В контракте на испытательный срок мне было отведено три месяца, однако Анастасия Васильевна только что дала мне понять, что на адаптацию мне дадут гораздо меньше времени. Что ж, это хотя бы честно.
Если бы она поставила такие условия, когда я приехала, до того, как я увидела это место, я бы, может, и возмутилась. Но теперь, когда я узнала про все трофеи, замаячившие на горизонте, я готова была пойти на многое, лишь бы остаться здесь.
Гедеонов не спешил знакомиться со мной. Я все ожидала его приглашения, но не получила его ни на следующий день, ни еще через один. Похоже, Никита недооценил размер тараканов, водившихся в голове у этого типа! Я даже не видела его, только знала, в какой части дома он сейчас находится.
Справедливости ради, стоит признать, что он постоянно был занят. В будние дни машины валили к поместью косяком, иногда даже собирались очереди. К Гедеонову приезжали очень разные люди: от пузатых дядечек в дорогущих костюмах, которых я и ожидала тут увидеть, до молодых мамаш с младенцами на руках. С младенцами! Эти-то что здесь забыли? Но всех их Гедеонов принимал в своем кабинете, к которому прислуге даже близко подходить не дозволялось.
Некоторые гости после разговора с ним выходили мрачнее тучи, другие веселились. Я хорошо запомнила молодую женщину, которая прибыла в поместье в слезах, а уезжала, улыбаясь и глядя на небо. Я все меньше понимала, чем именно занят Гедеонов, что за консультации он дает.
Но я в это не лезла, да и не хотела лезть. Мне было слишком хорошо! Человек способен на многое, если дать ему правильную мотивацию, а мне ее дали с лихвой. Все мои дни были посвящены изучению поместья: я бродила по открытым для меня комнатам, изучала тропинки, знакомилась с людьми, работающими тут. Понять, куда мне можно, а куда — нельзя, было несложно: Никита выдал мне магнитную карточку, пропуск, и все комнаты, двери которых она открывала, были моей территорией.
Да, двери в этом доме открывались пропуском, и это было не просто данью современным технологиям. По ключу невозможно понять, кто и когда был в комнате, ключи у всех одинаковые, а вот по пропуску — легко. Видеокамер в поместье не было, и пропуски служили лучшим доказательством и вины, и невиновности при любой проблеме.
Я постепенно осваивалась в поместье, и хотя справляться со своими обязанностями без посторонней помощи у меня пока не получалось, я уже чувствовала, что смогу, рано или поздно я научусь.

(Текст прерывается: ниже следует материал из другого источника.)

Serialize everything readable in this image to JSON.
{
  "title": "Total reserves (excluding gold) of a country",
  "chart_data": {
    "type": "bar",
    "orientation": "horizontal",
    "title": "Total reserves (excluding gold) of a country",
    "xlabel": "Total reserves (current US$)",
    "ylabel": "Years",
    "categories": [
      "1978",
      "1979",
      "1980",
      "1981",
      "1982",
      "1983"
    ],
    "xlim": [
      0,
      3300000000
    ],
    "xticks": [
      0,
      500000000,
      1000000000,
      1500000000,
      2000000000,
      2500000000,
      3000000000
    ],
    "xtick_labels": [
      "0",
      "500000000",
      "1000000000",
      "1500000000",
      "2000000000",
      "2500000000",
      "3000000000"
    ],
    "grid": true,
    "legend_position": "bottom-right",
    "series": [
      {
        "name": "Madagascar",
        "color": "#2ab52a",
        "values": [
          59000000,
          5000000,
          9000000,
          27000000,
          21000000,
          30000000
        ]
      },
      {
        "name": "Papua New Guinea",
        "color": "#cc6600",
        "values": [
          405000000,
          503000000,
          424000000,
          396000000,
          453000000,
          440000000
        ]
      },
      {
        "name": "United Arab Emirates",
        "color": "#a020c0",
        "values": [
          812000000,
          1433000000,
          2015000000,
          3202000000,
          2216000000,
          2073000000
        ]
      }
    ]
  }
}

Должна научиться! После того, что я видела здесь, я была не готова вернуться к своей прежней жизни. Там у меня не было никого и ничего, а здесь был этот райский сад — и был Никита, которому я, похоже, понравилась не меньше, чем он мне. Это льстило мне и внушало новые надежды.
Я решила, что Гедеонов выждет испытательный срок и только потом поговорит со мной. Разве это не логично: зачем запоминать имя прислуги, которая, возможно, не останется в его доме? Но нет, я поторопилась с выводами. Через десять дней после моего приезда Анастасия Васильевна с непонятной торжественностью сообщила, что хозяин готов к беседе.
Он не позвал меня в свой кабинет, видимо, я еще не доросла до допуска туда. Мне было приказано явиться в сад. Когда я пришла, он уже стоял в розарии, в белой беседке, спиной ко мне, и, как мне показалось, наблюдал за цветами.
Так я впервые увидела того, кого здесь благоговейно называли хозяином. Он ходил вовсе не в стеганом халате и не в королевской мантии — я иногда, забавы ради, представляла его таким. Но нет, настоящий Гедеонов был куда приземленней, он носил классические джинсы и черную рубашку спортивного кроя. Он сейчас был у себя дома, зачем ему наряжаться?
Гедеонов все еще не поворачивался ко мне, и пока я могла лишь оценить его фигуру. Он был высоким, намного выше меня, и подтянутым, очевидно тренированным, но не таким мускулистым, как Никита. У него была золотистая кожа, чуть тронутая загаром, и аристократичные руки с длинными пальцами. Стильно подстриженные волосы были любопытного светло-рыжего оттенка — на грани темного золота и меди. Их уже тронула седина, но пока — легкой россыпью, которую он, казалось, мог стряхнуть одним движением.
— Здравствуйте, Августа Стефановна, — обратился он ко мне. Голос был приятно низкий и как будто вкрадчивый.
— Здравствуйте, Владимир Викторович.